Plastik yang membelit membatasi gerakan, menyebabkan luka dan infeksi, dan
menghalangi hewan yang perlu untuk kembali ke permukaan untuk bernapas.
Sampah yang mengandung
kotoran minyak juga dibuang kelaut melalui sistem daerah aliran sungai (DAS).
Sampah-sampah ini kemungkinan mengandung logam berat dengan konsentrasi yang
tinggi. Tetapi umumnya mereka kaya akan bahan-bahan organik, sehingga akan memperkaya
kandungan zat-zat makanan pada suatu daerah
yang tercemar yang membuat kondisi lingkungan menjadi lebih baik bagi
pertumbuhan mikroorganisme.
Aktifitas pernafasan
dari organisme ini membuat makin menipisnya kandungan oksigen khususnya pada daerah
estuarin. Hal tersebut akan berpengaruh besar pada kehidupan tumbuh-tumbuhan
dan hewan yang hidup di daerah tersebut. Pada keadaan yang paling ekstrim,
jumlah spesies yang ada didaerah itu akan berkurang secara drastis dan dapat
mengakibatkan bagian dasar dari estuarin kehabisan oksigen. Sehingga mikrofauna
yang dapat hidup disitu hanya dari golongan cacing saja. Jenis-jenis sampah
kebanyakan termasuk golongan yang mudah hancur dengan cepat, sehingga
pencemaran yang disebabkannya tidak merupakan suatu masalah besar diperairan
terbuka.
Gambar
3. Pencemaran laut oleh sampah
2.2.4 Pencemaran oleh pestisida
Kerusakan yang
disebabkan oleh pestisida adalah bersifat akumulatif. Mereka sengaja ditebarkan
ke dalam suatu lingkungan dengan tujuan untuk mengontrol hama tanaman atau
organism-organisme lain yang tidak diinginkan. Idealnya pestisida ini harus
mempunyai spesifikasi yang tinggi yaitu dapat membunuh organism-organisme yang
tidak dikehendaki tanpa merusak hewan lainnya, tetapi pada kenyataannya
pestisida bisa membunuh biota air yang ada di laut.
Beberapa pestisida yang
dipakai kebanyakan berasal dari suatu grup bahan kimia yang disebut
Organochloride. DDT termasuk dalam grup ini. Pestisida jenis ini termasuk golongan
yang mempunyai ikatan molekul yang sangat kuat dimana molekul-molekul ini
kemungkinan dapat bertahan di alam sampai beberapa tahun sejak mereka mulai
dipergunakan.

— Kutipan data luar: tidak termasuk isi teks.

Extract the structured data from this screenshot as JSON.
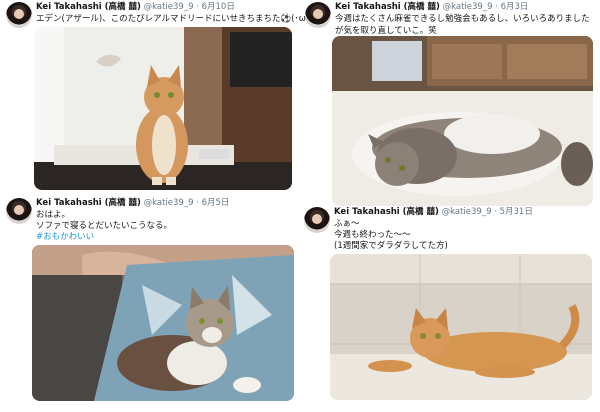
{
  "tweets": [
    {
      "name": "Kei Takahashi (高橋 囍)",
      "handle": "@katie39_9",
      "separator": "·",
      "date": "6月10日",
      "lines": [
        "エデン(アザール)、このたびレアルマドリードにいせきちまちた⚽(･ω･`)"
      ],
      "photo": "orange tabby cat sitting upright on a table in a white room"
    },
    {
      "name": "Kei Takahashi (高橋 囍)",
      "handle": "@katie39_9",
      "separator": "·",
      "date": "6月3日",
      "lines": [
        "今週はたくさん麻雀できるし勉強会もあるし、いろいろありましたが気を取り直していこ。笑"
      ],
      "photo": "grey tabby cat lying on its back on a fluffy rug"
    },
    {
      "name": "Kei Takahashi (高橋 囍)",
      "handle": "@katie39_9",
      "separator": "·",
      "date": "6月5日",
      "lines": [
        "おはよ。",
        "ソファで寝るとだいたいこうなる。"
      ],
      "hashtag": "#おもかわいい",
      "photo": "calico cat lying on a patterned blanket on a sofa"
    },
    {
      "name": "Kei Takahashi (高橋 囍)",
      "handle": "@katie39_9",
      "separator": "·",
      "date": "5月31日",
      "lines": [
        "ふぁ〜",
        "今週も終わった〜〜",
        "(1週間家でダラダラしてた方)"
      ],
      "photo": "orange cat stretched out on a marble floor"
    }
  ]
}
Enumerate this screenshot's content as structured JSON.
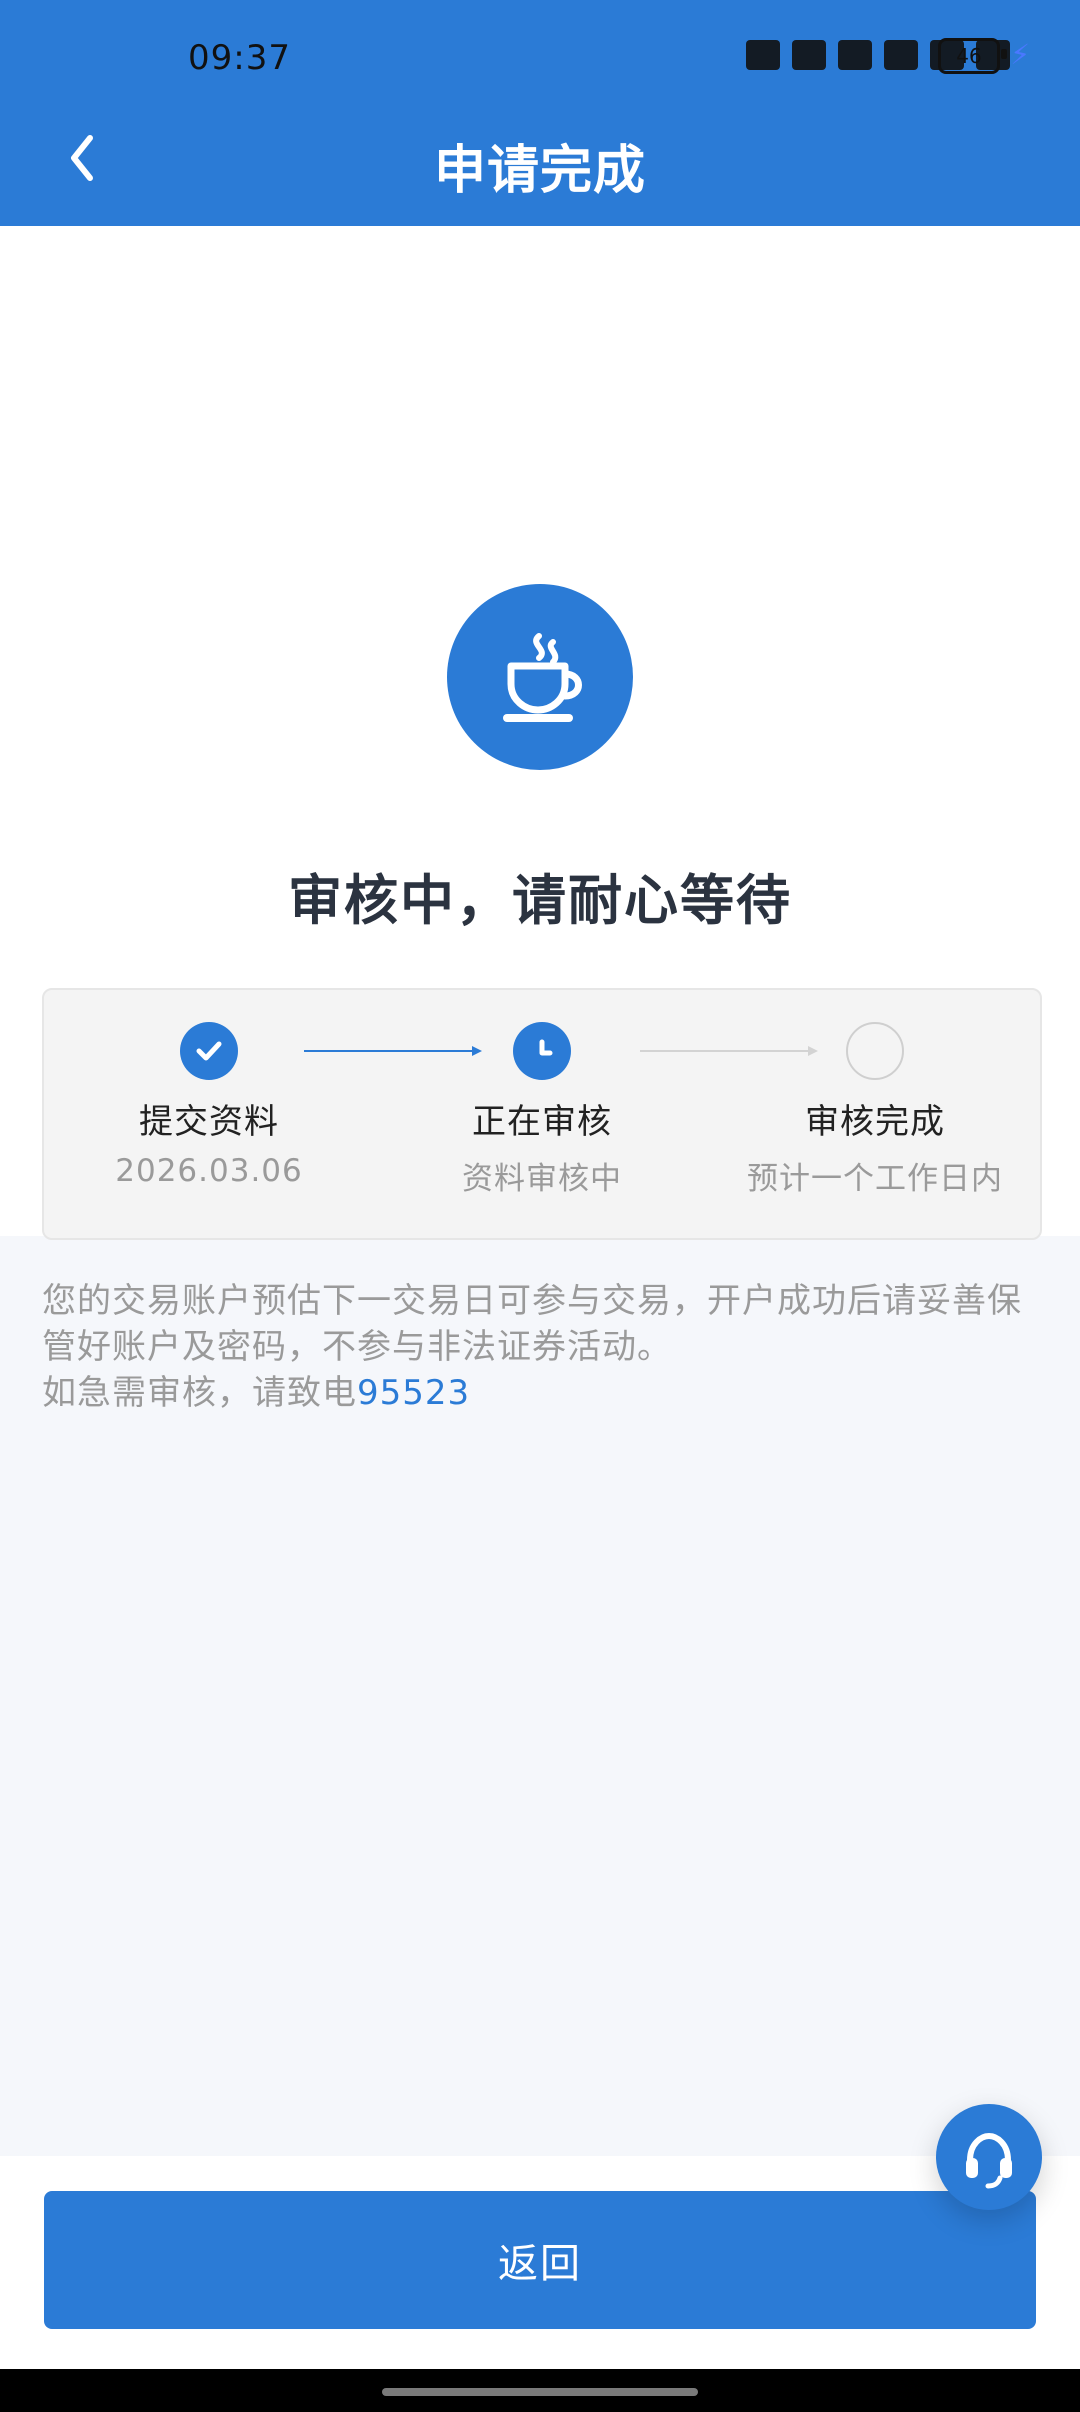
{
  "status_bar": {
    "time": "09:37",
    "battery_level": "46"
  },
  "header": {
    "title": "申请完成",
    "back_icon": "chevron-left-icon"
  },
  "hero": {
    "icon": "coffee-cup-icon",
    "status_text": "审核中，请耐心等待"
  },
  "steps": [
    {
      "label": "提交资料",
      "sub": "2026.03.06",
      "state": "done"
    },
    {
      "label": "正在审核",
      "sub": "资料审核中",
      "state": "current"
    },
    {
      "label": "审核完成",
      "sub": "预计一个工作日内",
      "state": "todo"
    }
  ],
  "notice": {
    "line1": "您的交易账户预估下一交易日可参与交易，开户成功后请妥善保管好账户及密码，不参与非法证券活动。",
    "line2_prefix": "如急需审核，请致电",
    "phone": "95523"
  },
  "floating": {
    "support_icon": "headset-icon"
  },
  "footer": {
    "return_label": "返回"
  },
  "colors": {
    "primary": "#2b7bd6",
    "text_dark": "#2b3340",
    "text_muted": "#9a9a9a",
    "page_bg": "#f5f7fb"
  }
}
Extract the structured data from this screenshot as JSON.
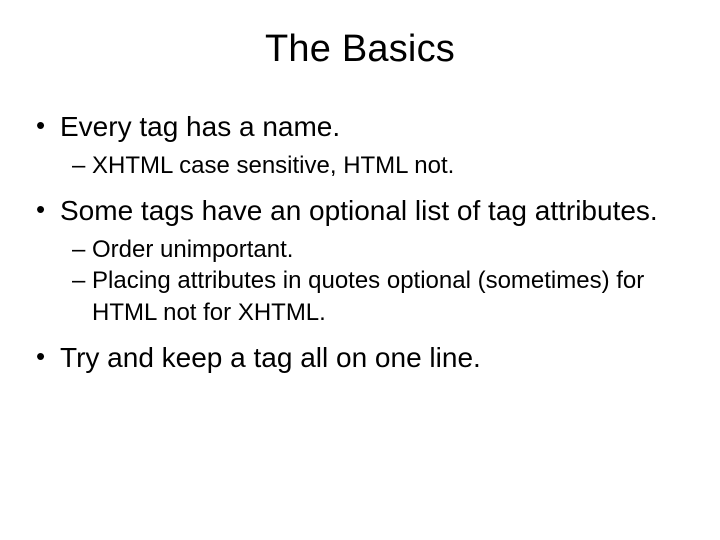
{
  "slide": {
    "title": "The Basics",
    "bullets": [
      {
        "text": "Every tag has a name.",
        "sub": [
          "XHTML case sensitive, HTML not."
        ]
      },
      {
        "text": "Some tags have an optional list of tag attributes.",
        "sub": [
          "Order unimportant.",
          "Placing attributes in quotes optional (sometimes) for HTML not for XHTML."
        ]
      },
      {
        "text": "Try and keep a tag all on one line.",
        "sub": []
      }
    ]
  }
}
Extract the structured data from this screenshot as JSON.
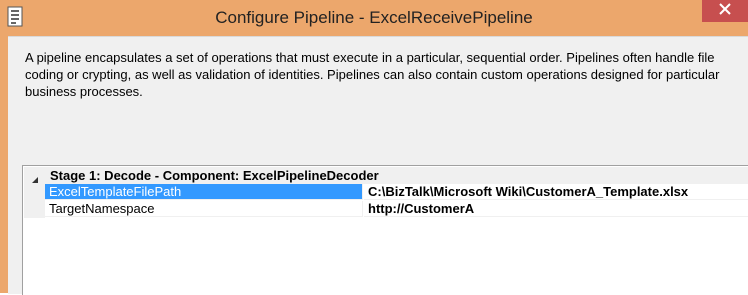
{
  "window": {
    "title": "Configure Pipeline - ExcelReceivePipeline",
    "icon": "pipeline-app-icon",
    "close_icon": "close-icon",
    "accent_color": "#eca76c",
    "close_color": "#c74f4f"
  },
  "description": "A pipeline encapsulates a set of operations that must execute in a particular, sequential order. Pipelines often handle file coding or crypting, as well as validation of identities. Pipelines can also contain custom operations designed for particular business processes.",
  "property_grid": {
    "category": {
      "label": "Stage 1: Decode - Component: ExcelPipelineDecoder",
      "expanded": true,
      "expand_icon": "collapse-triangle-icon"
    },
    "properties": [
      {
        "name": "ExcelTemplateFilePath",
        "value": "C:\\BizTalk\\Microsoft Wiki\\CustomerA_Template.xlsx",
        "selected": true
      },
      {
        "name": "TargetNamespace",
        "value": "http://CustomerA",
        "selected": false
      }
    ],
    "selection_color": "#3399ff"
  }
}
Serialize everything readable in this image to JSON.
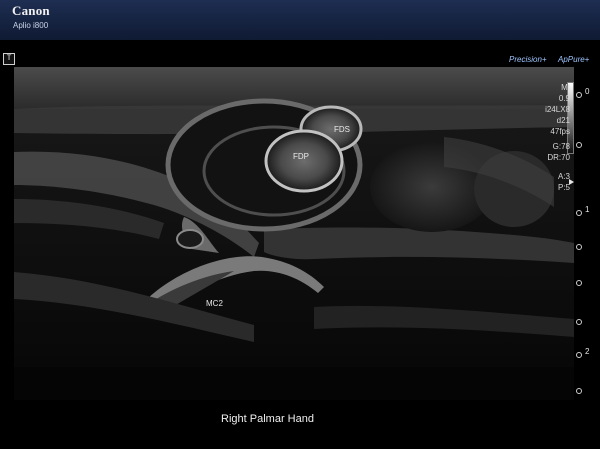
{
  "header": {
    "brand": "Canon",
    "model": "Aplio i800"
  },
  "overlay": {
    "t_marker": "T",
    "precision_label": "Precision+",
    "apure_label": "ApPure+"
  },
  "params": {
    "lines": [
      "MI",
      "0.9",
      "i24LX8",
      "d21",
      "47fps",
      "G:78",
      "DR:70",
      "A:3",
      "P:5"
    ]
  },
  "depth_scale": {
    "labels": [
      "0",
      "1",
      "2"
    ]
  },
  "annotations": {
    "fds": "FDS",
    "fdp": "FDP",
    "mc2": "MC2"
  },
  "caption": "Right Palmar Hand",
  "colors": {
    "header_top": "#1e2e52",
    "header_bottom": "#0f1a33",
    "logo_accent": "#9fc6ff"
  }
}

Hal itu sangat berbahaya karena dengan digunakannya golongan ini
secara terus menerus akan membuat mereka menumpuk di lingkungan dan akhirnya
mencapai suatu tingkatan yang tidak dapat ditolerir lagi dan berbahaya bagi
organism yang hidup didaerah tersebut.
Hewan biasanya menyimpan
organochloride di dalam tubuh mereka. Beberapa organisme air termasuk ikan dan
udang ternyata menumpuk bahan kimia didalam jaringan tubuhnya.
Ketika pestisida masuk
ke dalam ekosistem laut, mereka segera diserap ke dalam jaring makanan di laut.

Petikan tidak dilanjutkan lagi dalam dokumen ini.